Оставались Пиппа и миссис Барбур. Господи, сколько же писем я так и не отослал Пиппе! Лучше всего, с выдумкой я подошел к делу написания писем после того ее злополучного приезда вместе с Эвереттом — мое послание состояло всего из одной, как мне казалось, небрежной, броской строчки: «Уехал ненадолго». Тогда мне казалось, что такая предсмертная записка, хотя бы с точки зрения выразительности, — своего рода шедевр. К несчастью, я неправильно рассчитал дозу и очнулся двенадцать часов спустя под заблеванным одеялом, так и потащился, еле держась на ногах, к десяти утра на встречу с налоговиками.
Правда, письмо человека, который вот-вот сядет в тюрьму, — совсем другая история, и его, наверное, не стоит и писать вовсе. Пиппа-то знала, кто я такой на самом деле. Мне ей нечего было предложить. Я был болезнью, нестабильностью, всем, от чего она хотела укрыться. Тюремный срок только подтвердит то, о чем она и так давно знала. Лучше всего — полностью порвать все отношения. Если б отец взаправду любил маму — по-настоящему любил, так, как он мне рассказывал когда-то, — неужели он не поступил бы так же?
Теперь — миссис Барбур. Так вдруг, ни с того ни с сего, озаряет пассажира тонущего корабля, такое понимаешь только у самой последней черты, когда шлюпки уже спущены на воду, а корабль охвачен пламенем — но, по большому счету, когда я решал покончить с собой, она была единственным человеком, с которым я не мог так обойтись.

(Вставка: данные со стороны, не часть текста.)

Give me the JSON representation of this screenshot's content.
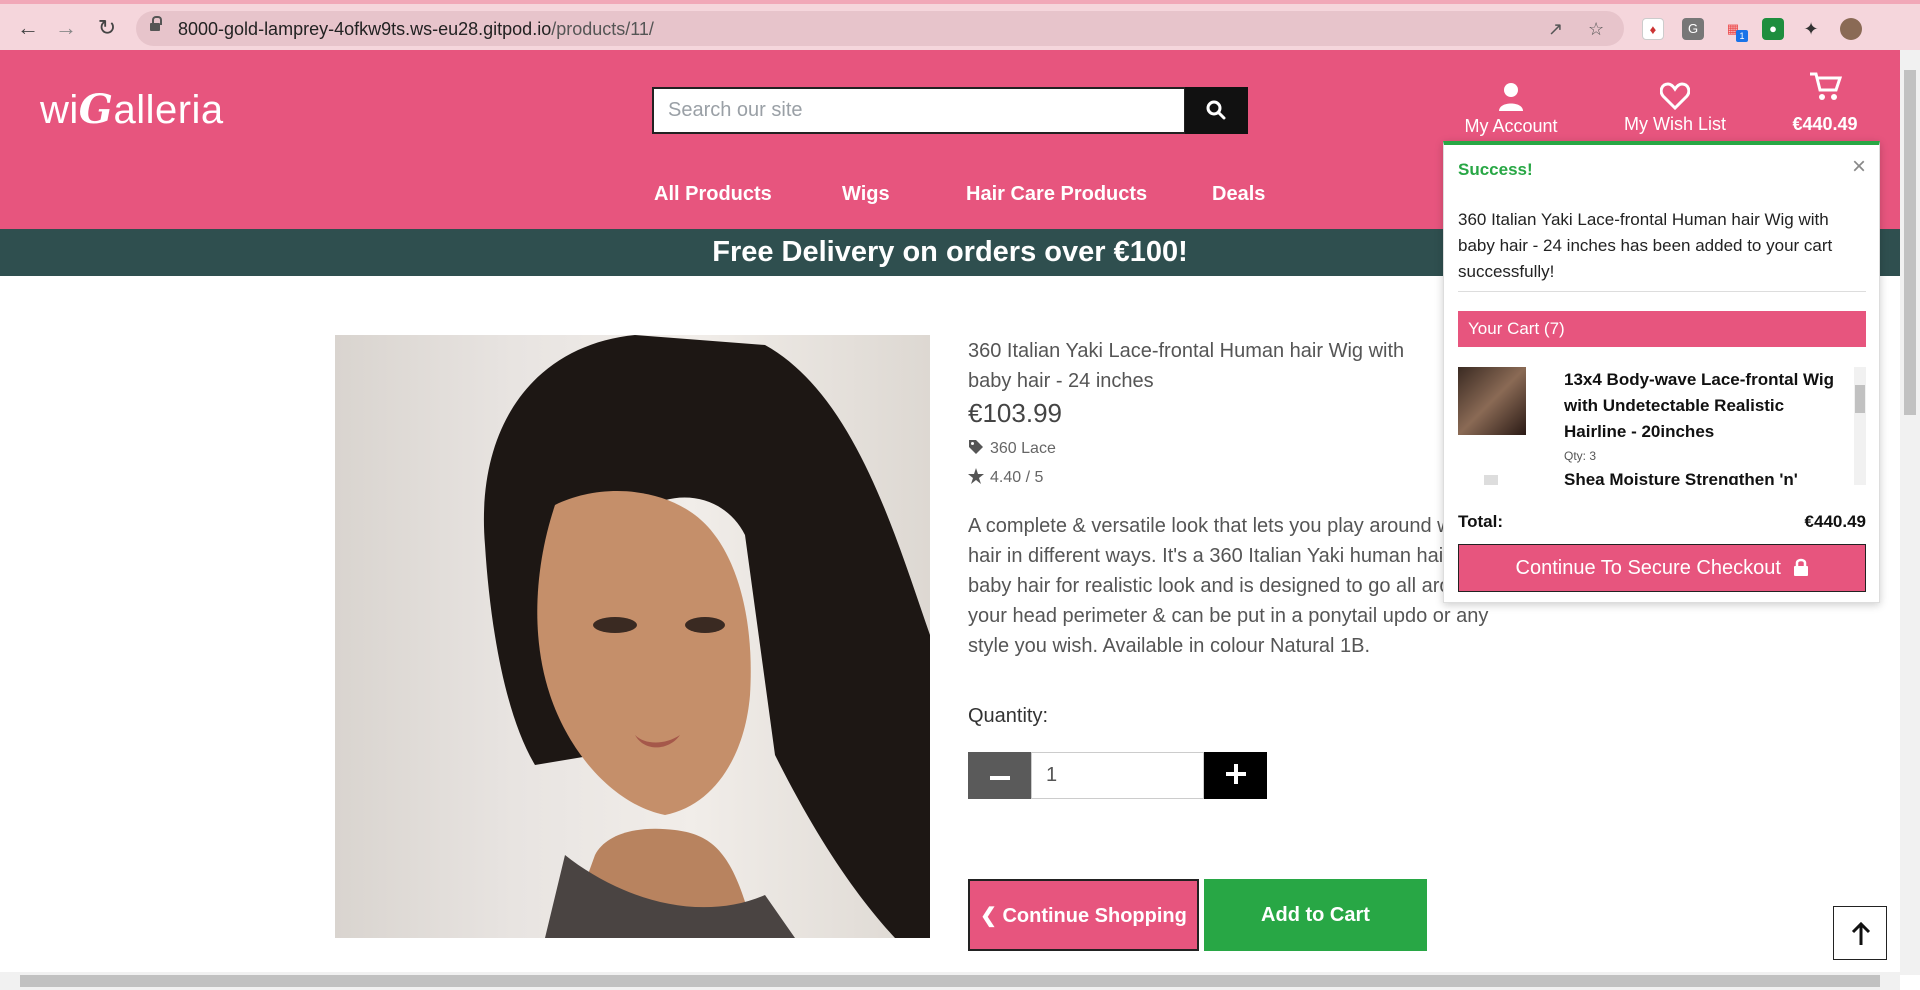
{
  "browser": {
    "url_host": "8000-gold-lamprey-4ofkw9ts.ws-eu28.gitpod.io",
    "url_path": "/products/11/",
    "extension_badge": "1"
  },
  "header": {
    "logo_prefix": "wi",
    "logo_g": "G",
    "logo_suffix": "alleria",
    "search_placeholder": "Search our site",
    "account_label": "My Account",
    "wishlist_label": "My Wish List",
    "cart_total": "€440.49"
  },
  "nav": {
    "items": [
      "All Products",
      "Wigs",
      "Hair Care Products",
      "Deals"
    ]
  },
  "promo": "Free Delivery on orders over €100!",
  "product": {
    "title": "360 Italian Yaki Lace-frontal Human hair Wig with baby hair - 24 inches",
    "price": "€103.99",
    "category": "360 Lace",
    "rating": "4.40 / 5",
    "description": "A complete & versatile look that lets you play around with your hair in different ways. It's a 360 Italian Yaki human hair wig with baby hair for realistic look and is designed to go all around your head perimeter & can be put in a ponytail updo or any style you wish. Available in colour Natural 1B.",
    "quantity_label": "Quantity:",
    "quantity_value": "1",
    "continue_label": "Continue Shopping",
    "add_label": "Add to Cart"
  },
  "toast": {
    "title": "Success!",
    "message": "360 Italian Yaki Lace-frontal Human hair Wig with baby hair - 24 inches has been added to your cart successfully!",
    "cart_header": "Your Cart (7)",
    "items": [
      {
        "name": "13x4 Body-wave Lace-frontal Wig with Undetectable Realistic Hairline - 20inches",
        "qty": "Qty: 3"
      },
      {
        "name": "Shea Moisture Strengthen 'n'"
      }
    ],
    "total_label": "Total:",
    "total_value": "€440.49",
    "checkout_label": "Continue To Secure Checkout"
  },
  "colors": {
    "brand_pink": "#e7557e",
    "promo_bg": "#2f4f4f",
    "success_green": "#28a745"
  }
}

Открыв дверь — я собирался спуститься вниз, узнать насчет «Федекса», зайти на сайт министерства иностранных дел, перед тем как звонить в консульство, — я замер на пороге. На дверной ручке висела маленькая, перевязанная ленточкой коробка конфет и записка от руки: «Счастливого Рождества!» Где-то смеялись люди, восхитительно пахло крепким кофе и жженым сахаром, и аромат свежей гостиничной выпечки плыл по коридору. Каждое утро я заказывал себе завтрак в номер и мрачно заталкивал его в себя — ведь Голландия, кажется, славится своим кофе? А я пил его каждое утро и даже не чувствовал вкуса.
Я сунул конфеты в карман, глубоко дыша, постоял в коридоре. Даже осужденным на смерть позволено заказать последний обед, на эту тему Хоби (который без устали готовил и с наслаждением ел) частенько любил поговорить в конце ужина, за арманьяком, обшаривая кухню в поисках пустых табачных жестянок и блюдечек, которые служили его гостям импровизированными пепельницами: для него это был вопрос метафизический, о котором лучше всего говорить на полный желудок, когда доеден десерт и по рукам ходит последняя тарелочка жасминовых карамелек, потому что — если так вот задуматься под конец, под самый занавес, закрыть глаза и помахать земле рукой — что ты все-таки выберешь? Что-нибудь утешительное, что напомнит о прошлом? Незатейливо приготовленную курицу из какого-нибудь позабытого воскресного обеда, когда ты еще был мальчишкой? Или — урвешь напоследок деликатесов, чего-нибудь недостижимого — фазанов и морошки, белого трюфеля из Альбы? Что до меня, то я даже и не понимал, что голоден, до тех пор пока не вышел в коридор, но ровно в ту же секунду — у меня крутит желудок, во рту дрянной привкус, и я, похоже, в последний раз сейчас съем что-то, что выберу сам — я понял, что, кажется, нет аромата прекраснее этой сахарной теплоты: кофе с корицей, простых булочек с маслом из «континентального завтрака». Как странно, подумал я, вернувшись в номер, открыв меню: хотеть чего-то вот так просто, жаждать чего-то ради самой жажды.
— Vrolijk Kerstfeest![96] — через полчаса сказал мне поваренок — крепко сбитый, лохматый подросток, как будто сошедший с картины Яна Стена, — на голове венок из мишуры, за ухом веточка остролиста.
Он театральным жестом поснимал с подносов серебряные крышки.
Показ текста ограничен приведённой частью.